La Organización Mundial de la Salud ha puesto sobre la mesa un dato que invita a más de una ceja levantada: la tasa de mortalidad del actual brote de hantavirus en Sudamérica sería del 38%. La cifra, recogida por varios medios, ha provocado una corriente de escepticismo que va más allá de la simple negación. ¿Estamos ante una amenaza real o ante otro capítulo de la gestión del miedo?

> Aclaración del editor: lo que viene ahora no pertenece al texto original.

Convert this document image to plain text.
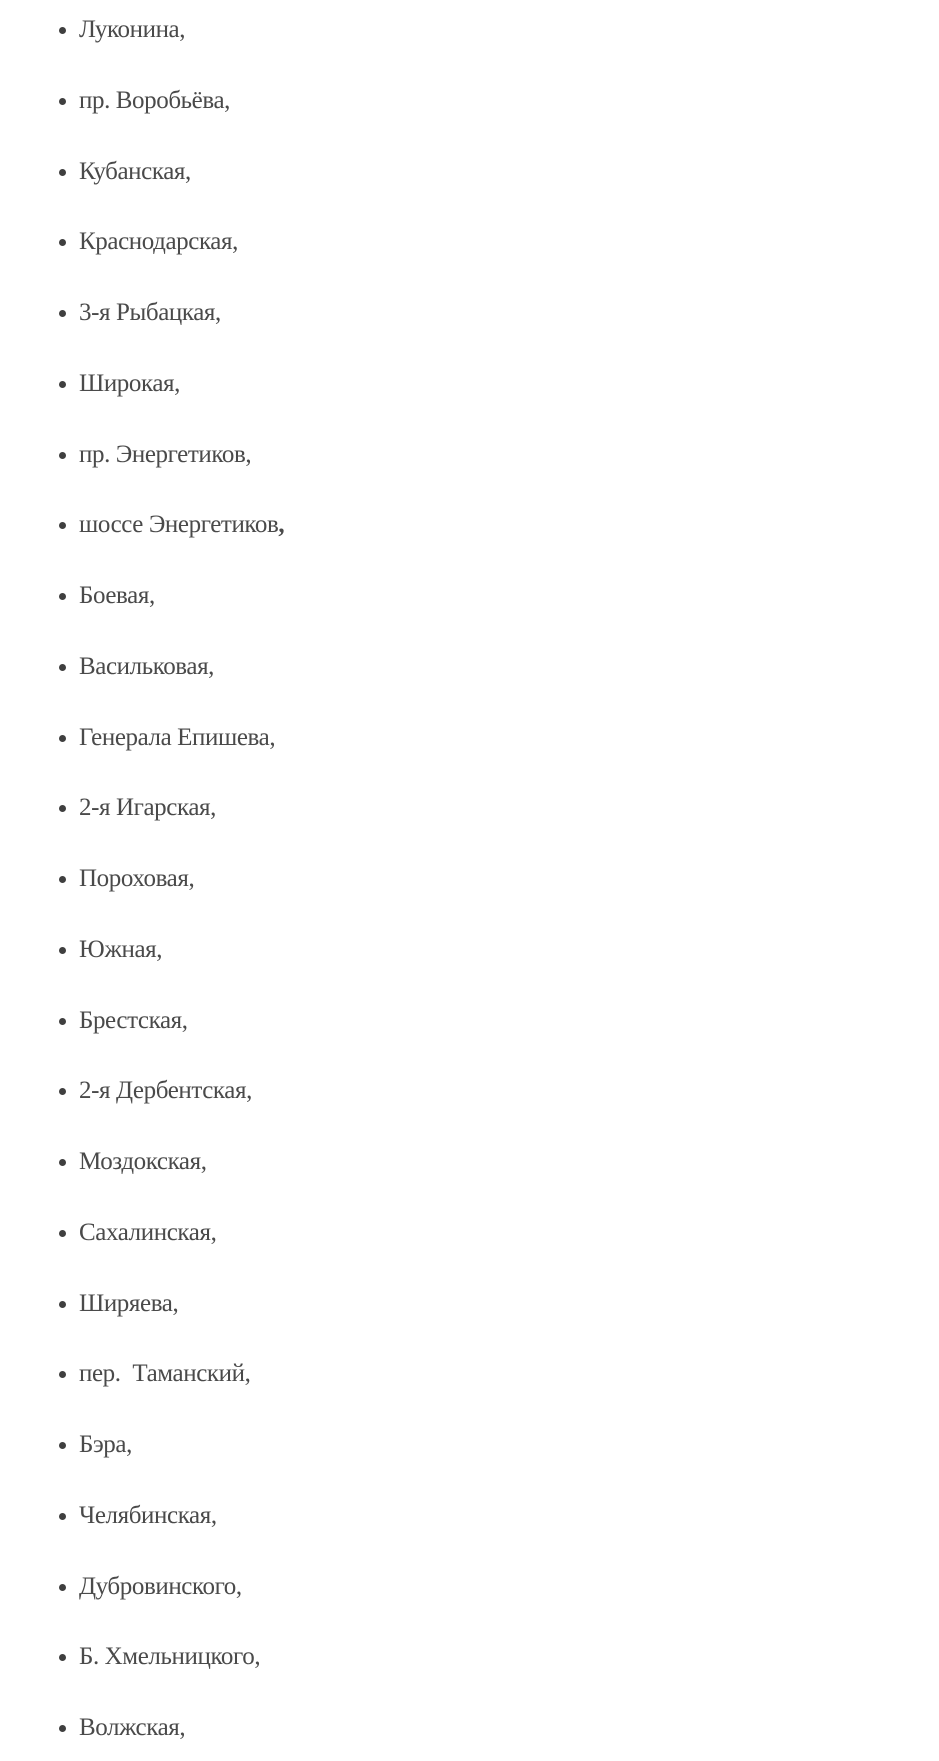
Луконина,
пр. Воробьёва,
Кубанская,
Краснодарская,
3-я Рыбацкая,
Широкая,
пр. Энергетиков,
шоссе Энергетиков,
Боевая,
Васильковая,
Генерала Епишева,
2-я Игарская,
Пороховая,
Южная,
Брестская,
2-я Дербентская,
Моздокская,
Сахалинская,
Ширяева,
пер.  Таманский,
Бэра,
Челябинская,
Дубровинского,
Б. Хмельницкого,
Волжская,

Un 38% que no convence a nadie
El dato, extraído de un informe de la OMS, se refiere a un brote localizado en un entorno reducido. De los aproximadamente 150 pasajeros de un barco, solo unos pocos han resultado contagiados, lo que sugiere una transmisión baja. La elevada letalidad contrasta con la escasa propagación, un patrón típico de los hantavirus clásicos, que rara vez generan epidemias masivas. Sin embargo, para una parte del análisis, el porcentaje se ha convertido en arma arrojadiza contra el relato oficial: si la mortalidad es tan alta y no se toman medidas, ¿dónde está la coherencia? La ironía no falta: "Solo el 38%?", "No es problema para el 62% restante".

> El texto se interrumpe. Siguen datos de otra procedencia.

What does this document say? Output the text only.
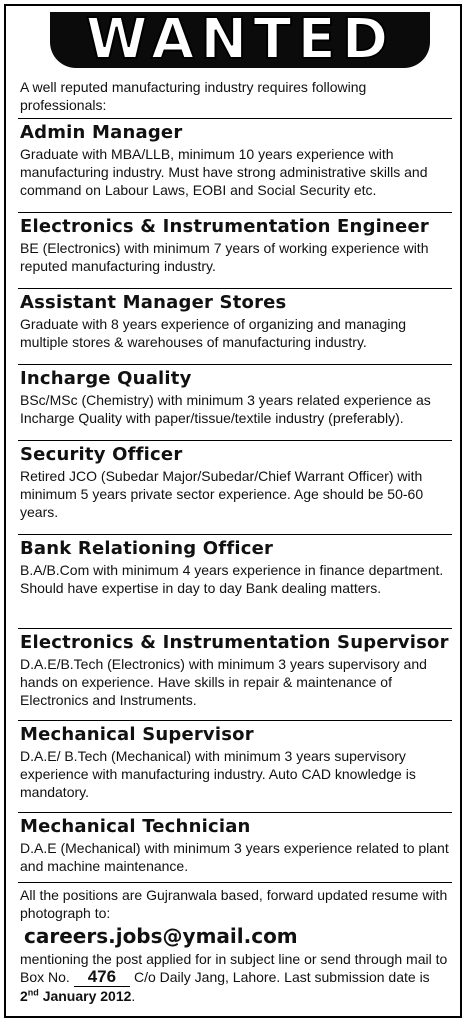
WANTED
A well reputed manufacturing industry requires following professionals:
Admin Manager
Graduate with MBA/LLB, minimum 10 years experience with manufacturing industry. Must have strong administrative skills and command on Labour Laws, EOBI and Social Security etc.
Electronics & Instrumentation Engineer
BE (Electronics) with minimum 7 years of working experience with reputed manufacturing industry.
Assistant Manager Stores
Graduate with 8 years experience of organizing and managing multiple stores & warehouses of manufacturing industry.
Incharge Quality
BSc/MSc (Chemistry) with minimum 3 years related experience as Incharge Quality with paper/tissue/textile industry (preferably).
Security Officer
Retired JCO (Subedar Major/Subedar/Chief Warrant Officer) with minimum 5 years private sector experience. Age should be 50-60 years.
Bank Relationing Officer
B.A/B.Com with minimum 4 years experience in finance department. Should have expertise in day to day Bank dealing matters.
Electronics & Instrumentation Supervisor
D.A.E/B.Tech (Electronics) with minimum 3 years supervisory and hands on experience. Have skills in repair & maintenance of Electronics and Instruments.
Mechanical Supervisor
D.A.E/ B.Tech (Mechanical) with minimum 3 years supervisory experience with manufacturing industry. Auto CAD knowledge is mandatory.
Mechanical Technician
D.A.E (Mechanical) with minimum 3 years experience related to plant and machine maintenance.
All the positions are Gujranwala based, forward updated resume with photograph to:
careers.jobs@ymail.com
mentioning the post applied for in subject line or send through mail to Box No. 476 C/o Daily Jang, Lahore. Last submission date is 2nd January 2012.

El fantasma del reset económico
Entre las corrientes más suspicaces, el hantavirus no es más que la excusa perfecta para un nuevo confinamiento que justifique un recorte de libertades y un reset del sistema económico. Se menciona la peste negra como precedente de transformación social, y se dibuja un escenario donde el nivel de vida retrocedería a mediados del siglo XX. Frente a esto, un sector más pragmático recuerda que el hantavirus lleva años en Sudamérica sin mayores consecuencias y que la respuesta sanitaria ha sido discreta. "Si fuese contagioso, ya habría liado gordas", apuntan.
Datos y dudas
Más allá de las teorías, los números disponibles son parcos: el brote se detectó en un barco con 150 personas, y los casos confirmados son pocos. La OMS no ha detallado el tamaño muestral ni el contexto clínico. El 38% proviene de ese subgrupo, difícil de extrapolar. La pregunta que nadie responde del todo es si el virus ha mutado para volverse más letal o si la cifra refleja simplemente la atención sanitaria tardía en un entorno aislado.
La discusión deja más incógnitas que certezas. ¿Es el 38% un error de cálculo o la antesala de algo mayor? Mientras tanto, el escepticismo sigue siendo la postura dominante: después de 2020, cualquier cifra de mortalidad se recibe con pinzas. Y más cuando el barco sigue navegando.